Why I don't like the Selected Writings of Ho Chi Minh
For some reason or other, a few months ago I decided to read the Selected Writings of Ho Chi Minh. I did not like them. They were too information rare and a dull read. They do not make Ho Chi Minh look like someone very smart. But they were at least useful in helping to explain why Communists took over Vietnam and so few other poor countries.
As far as I can tell from the writings, Ho Chi Minh supported Communism for two reasons: the gross abuses of French colonial rule (and the capitalist inequality that went with it) and that socialism (strictly Stalinist; Ho Chi Minh condemned Trotskyists as “agents of fascism”) could provide an equitable path to economic development for peasant countries. As of 1960 Ho judged the future economic and developmental prospects for North Vietnam to be pretty good.
However, the gross abuses of Western imperialism were common in so many poor countries, yet, of former imperial territories only half a dozen or so countries in Africa plus South Yemen had Communist revolutions, this including military coups. Another dozen or so non-European countries had transitions to more moderate socialist governments, presumably to maintain more of those countries’ traditional class structure.
Absent a military coup, as, say, in Ethiopia and Benin, the Communist takeover of Vietnam, much like Yugoslavia’s fall to the Communists, could not be imagined without World War II. Ho Chi Minh rose to power in all Vietnam in 1945 due to the Communists’ leading role against the Japanese occupation. Even the Communist victory in China was unlikely to have happened without World War II and the Soviet Union’s gift of Manchukuo to Mao. Thus, the ascent of Communism in the world’s first, second, and third most populous (as of 1980) Communist countries was due to historical accidents. Were it not for a historical fluke, Vietnam might never have had a serious Communist movement stronger than that of, say, France (recall how many people fled North Vietnam in 1954-5).

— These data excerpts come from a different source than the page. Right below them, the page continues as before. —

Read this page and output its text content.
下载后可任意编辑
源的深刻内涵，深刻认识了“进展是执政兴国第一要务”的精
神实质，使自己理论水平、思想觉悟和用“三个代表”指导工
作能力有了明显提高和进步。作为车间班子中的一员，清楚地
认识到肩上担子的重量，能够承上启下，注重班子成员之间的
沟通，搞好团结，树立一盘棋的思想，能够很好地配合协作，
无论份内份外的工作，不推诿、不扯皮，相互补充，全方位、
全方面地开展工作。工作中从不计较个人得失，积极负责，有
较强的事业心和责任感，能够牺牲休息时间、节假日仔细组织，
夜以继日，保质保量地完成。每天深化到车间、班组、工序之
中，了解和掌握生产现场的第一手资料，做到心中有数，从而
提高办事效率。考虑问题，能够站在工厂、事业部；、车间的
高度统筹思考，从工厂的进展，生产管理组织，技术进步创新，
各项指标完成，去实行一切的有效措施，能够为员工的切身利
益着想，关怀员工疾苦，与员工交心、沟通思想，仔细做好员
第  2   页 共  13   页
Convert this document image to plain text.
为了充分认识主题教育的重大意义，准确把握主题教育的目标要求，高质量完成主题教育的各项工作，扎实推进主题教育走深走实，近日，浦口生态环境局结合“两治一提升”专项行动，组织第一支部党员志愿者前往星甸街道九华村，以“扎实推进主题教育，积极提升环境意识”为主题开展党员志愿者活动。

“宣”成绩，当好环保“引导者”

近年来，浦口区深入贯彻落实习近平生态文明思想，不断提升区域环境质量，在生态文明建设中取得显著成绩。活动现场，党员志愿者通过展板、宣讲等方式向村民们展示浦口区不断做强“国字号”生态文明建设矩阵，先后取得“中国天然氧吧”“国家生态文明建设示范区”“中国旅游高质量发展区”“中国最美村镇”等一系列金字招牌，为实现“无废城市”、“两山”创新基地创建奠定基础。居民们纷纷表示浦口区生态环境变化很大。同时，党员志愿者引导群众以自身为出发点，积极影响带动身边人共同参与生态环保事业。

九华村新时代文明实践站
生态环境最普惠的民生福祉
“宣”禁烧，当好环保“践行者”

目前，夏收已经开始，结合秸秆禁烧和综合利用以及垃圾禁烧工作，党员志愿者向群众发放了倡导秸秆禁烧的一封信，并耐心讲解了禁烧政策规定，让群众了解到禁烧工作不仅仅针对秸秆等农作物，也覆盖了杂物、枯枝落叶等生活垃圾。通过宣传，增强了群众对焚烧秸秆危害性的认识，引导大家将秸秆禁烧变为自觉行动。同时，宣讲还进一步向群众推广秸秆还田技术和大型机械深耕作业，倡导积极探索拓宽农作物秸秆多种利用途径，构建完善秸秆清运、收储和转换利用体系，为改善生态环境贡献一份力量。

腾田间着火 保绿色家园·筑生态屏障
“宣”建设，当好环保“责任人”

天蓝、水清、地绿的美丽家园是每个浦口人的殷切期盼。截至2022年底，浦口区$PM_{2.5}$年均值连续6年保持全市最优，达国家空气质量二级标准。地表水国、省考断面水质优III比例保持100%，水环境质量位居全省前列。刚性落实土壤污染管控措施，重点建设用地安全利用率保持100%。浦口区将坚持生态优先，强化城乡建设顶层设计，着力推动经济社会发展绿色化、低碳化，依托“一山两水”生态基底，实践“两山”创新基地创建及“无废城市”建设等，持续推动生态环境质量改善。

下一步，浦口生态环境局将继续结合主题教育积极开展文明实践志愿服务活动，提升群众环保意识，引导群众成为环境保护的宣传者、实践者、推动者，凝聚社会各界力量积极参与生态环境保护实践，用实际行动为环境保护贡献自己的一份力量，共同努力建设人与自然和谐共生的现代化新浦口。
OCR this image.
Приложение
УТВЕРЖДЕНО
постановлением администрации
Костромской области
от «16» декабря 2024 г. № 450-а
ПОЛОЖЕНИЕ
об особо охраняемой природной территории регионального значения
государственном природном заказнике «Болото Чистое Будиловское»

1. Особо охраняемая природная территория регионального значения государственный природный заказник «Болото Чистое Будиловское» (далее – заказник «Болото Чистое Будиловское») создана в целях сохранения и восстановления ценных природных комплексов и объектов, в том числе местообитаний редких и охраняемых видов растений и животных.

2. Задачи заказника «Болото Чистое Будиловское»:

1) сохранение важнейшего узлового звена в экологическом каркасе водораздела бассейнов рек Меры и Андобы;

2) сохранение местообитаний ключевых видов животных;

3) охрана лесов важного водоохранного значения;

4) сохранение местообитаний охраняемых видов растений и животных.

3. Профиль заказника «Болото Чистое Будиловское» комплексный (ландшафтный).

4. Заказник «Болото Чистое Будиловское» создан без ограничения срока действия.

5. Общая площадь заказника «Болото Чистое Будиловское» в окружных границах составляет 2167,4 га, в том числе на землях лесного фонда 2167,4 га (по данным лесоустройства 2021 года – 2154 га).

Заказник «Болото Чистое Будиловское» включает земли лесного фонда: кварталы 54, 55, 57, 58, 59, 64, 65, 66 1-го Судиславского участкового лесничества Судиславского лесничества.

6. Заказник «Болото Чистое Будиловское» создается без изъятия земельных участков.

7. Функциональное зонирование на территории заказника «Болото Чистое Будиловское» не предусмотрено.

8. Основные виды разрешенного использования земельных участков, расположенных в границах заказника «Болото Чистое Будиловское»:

Ultimately, Ho Chi Minh’s writings read more like those of a nationalist rather than someone committed to socialism above all. The first part of the works are clear as to his support for pragmatism in tactics. It is difficult to underestimate how much the continued poverty of socialist countries relative to neighboring capitalist countries contributed to the collapse of socialist economic models around the world. Ultimately, due to the rise of Thailand, South Korea, Taiwan, Indonesia, and Dengist China, the Vietnamese government (unlike the vastly more ideological Cuban one) wisely abandoned Communism in much of the economic sphere, and is today one of the most hopeful countries in Asia in regards to future economic growth.
The Communists in Vietnam in 1945, 1954, and 1975 ultimately won because starving peasants (unlike rich peasants and the middle class) naturally tend to Communism. After c. 1970, for instance, the Thai Communist movement was doomed due to rapid Thai economic growth.